While the F1 world was primed for a new golden era of Hunt vs Lauda, the reality proved very different in the Briton’s latter two seasons with McLaren. Sticking with the same M23 chassis of 1976 for the start of his title defence, Hunt’s form stalled, while its successor the M26 - introduced for Round 5 - proved quicker but unreliable, Hunt’s scoresheet was restricted to a trio of wins at Silverstone, Watkins Glen and Fuji amid 12 non-scores from 17 races.

In 1978 McLaren’s form waned further as ground effect cars - namely the Lotus - established an advantage, restricting Hunt to just a single podium finish in France. Hunt was also badly affected by the death of his close friend Ronnie Peterson following a startline crash, which he had - innocently - triggered following a cross-up with Ricciardo Patrese on the run to turn one. 

1979: Wolf Racing

With Peterson’s death in the midst of the Swede’s 1978 title fight adding to Hunt’s growing disillusionment with F1, he attempted to reignite his passion by leaving McLaren to join Wolf Racing, a fairly new outfit that had enjoyed success quickly with Jody Scheckter. 

However, the Wolf WR7/WR8 was uncompetitive and Hunt’s lessened enthusiasm for F1 led him to announce his retirement mid-way through the season. 

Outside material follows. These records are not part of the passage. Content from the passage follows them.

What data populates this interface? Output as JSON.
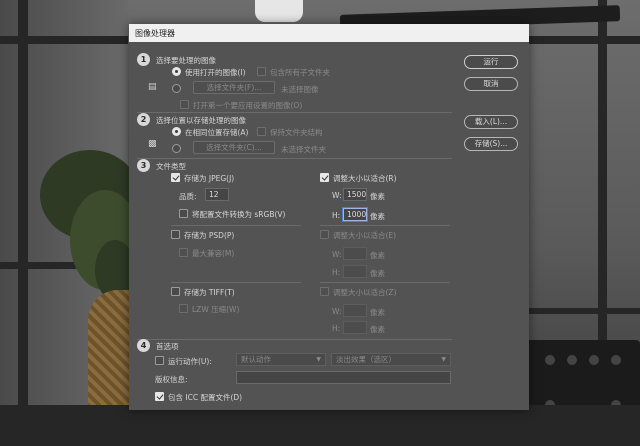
{
  "dialog": {
    "title": "图像处理器",
    "buttons": {
      "run": "运行",
      "cancel": "取消",
      "load": "载入(L)...",
      "save": "存储(S)..."
    }
  },
  "section1": {
    "num": "1",
    "title": "选择要处理的图像",
    "use_open": "使用打开的图像(I)",
    "include_sub": "包含所有子文件夹",
    "select_folder": "选择文件夹(F)...",
    "no_image": "未选择图像",
    "open_first": "打开第一个要应用设置的图像(O)"
  },
  "section2": {
    "num": "2",
    "title": "选择位置以存储处理的图像",
    "same_location": "在相同位置存储(A)",
    "keep_structure": "保持文件夹结构",
    "select_folder": "选择文件夹(C)...",
    "no_folder": "未选择文件夹"
  },
  "section3": {
    "num": "3",
    "title": "文件类型",
    "jpeg": {
      "save_as": "存储为 JPEG(J)",
      "resize": "调整大小以适合(R)",
      "quality_label": "品质:",
      "quality": "12",
      "convert": "将配置文件转换为 sRGB(V)",
      "w_label": "W:",
      "w": "1500",
      "w_unit": "像素",
      "h_label": "H:",
      "h": "1000",
      "h_unit": "像素"
    },
    "psd": {
      "save_as": "存储为 PSD(P)",
      "resize": "调整大小以适合(E)",
      "max_compat": "最大兼容(M)",
      "w_label": "W:",
      "w_unit": "像素",
      "h_label": "H:",
      "h_unit": "像素"
    },
    "tiff": {
      "save_as": "存储为 TIFF(T)",
      "resize": "调整大小以适合(Z)",
      "lzw": "LZW 压缩(W)",
      "w_label": "W:",
      "w_unit": "像素",
      "h_label": "H:",
      "h_unit": "像素"
    }
  },
  "section4": {
    "num": "4",
    "title": "首选项",
    "run_action": "运行动作(U):",
    "action_set": "默认动作",
    "action": "淡出效果（选区）",
    "copyright": "版权信息:",
    "include_icc": "包含 ICC 配置文件(D)"
  },
  "colors": {
    "panel": "#535353",
    "titlebar": "#f0f0f0",
    "focus": "#4b7bd8"
  }
}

To compound Hunt’s frustrations, Scheckter went on to win the world title with Ferrari, a drive he had turned down over concerns about the team’s famously bolshy political environment. On Hunt rejecting the offer, Ferrari duly signed Scheckter.

James Hunt - Beyond F1

With Hunt’s racing career ending there and then, he instead found a new career in broadcasting alongside Murray Walker in the BBC F1 commentary booth.

Quite the antithesis of Walker’s energetic yet polite style, Hunt provided a worthwhile punditry on rivals he knew well but was prone to being out-spoken, aiming personal barbs at drivers he didn’t appreciate such as Rene Arnoux, Patrese and Andrea de Cesaris. He also had occasional run ins with Walker while live on air due to the use of only a single microphone, but his dry sense of humour went down well with audiences as much as they made BBC bosses recoil.

Hunt - facing financial turmoil - almost mounted a racing comeback in 1980 with offers coming his way from McLaren, Brabham and Williams. However, the most likely of these - at Williams, in the year it won the title with Alan Jones - fell through when he broke his leg while skiing.

He remained a favourite among the paparazzi, while his lurid private life made him a staple of the British tabloids for years to come, from marriages, affairs, divorces and also an assault in 1989. However, the final years of his life were led sober and quietly before a heart attack on the morning of 15 June 1993 killed him aged only 45.

Hunt’s 1976 F1 World Championship win would later be immortalised in the successful and award-winning Hollywood 2013 film “Rush”, with Australian actor Chris Hemsworth taking on the role of Hunt to positive reviews.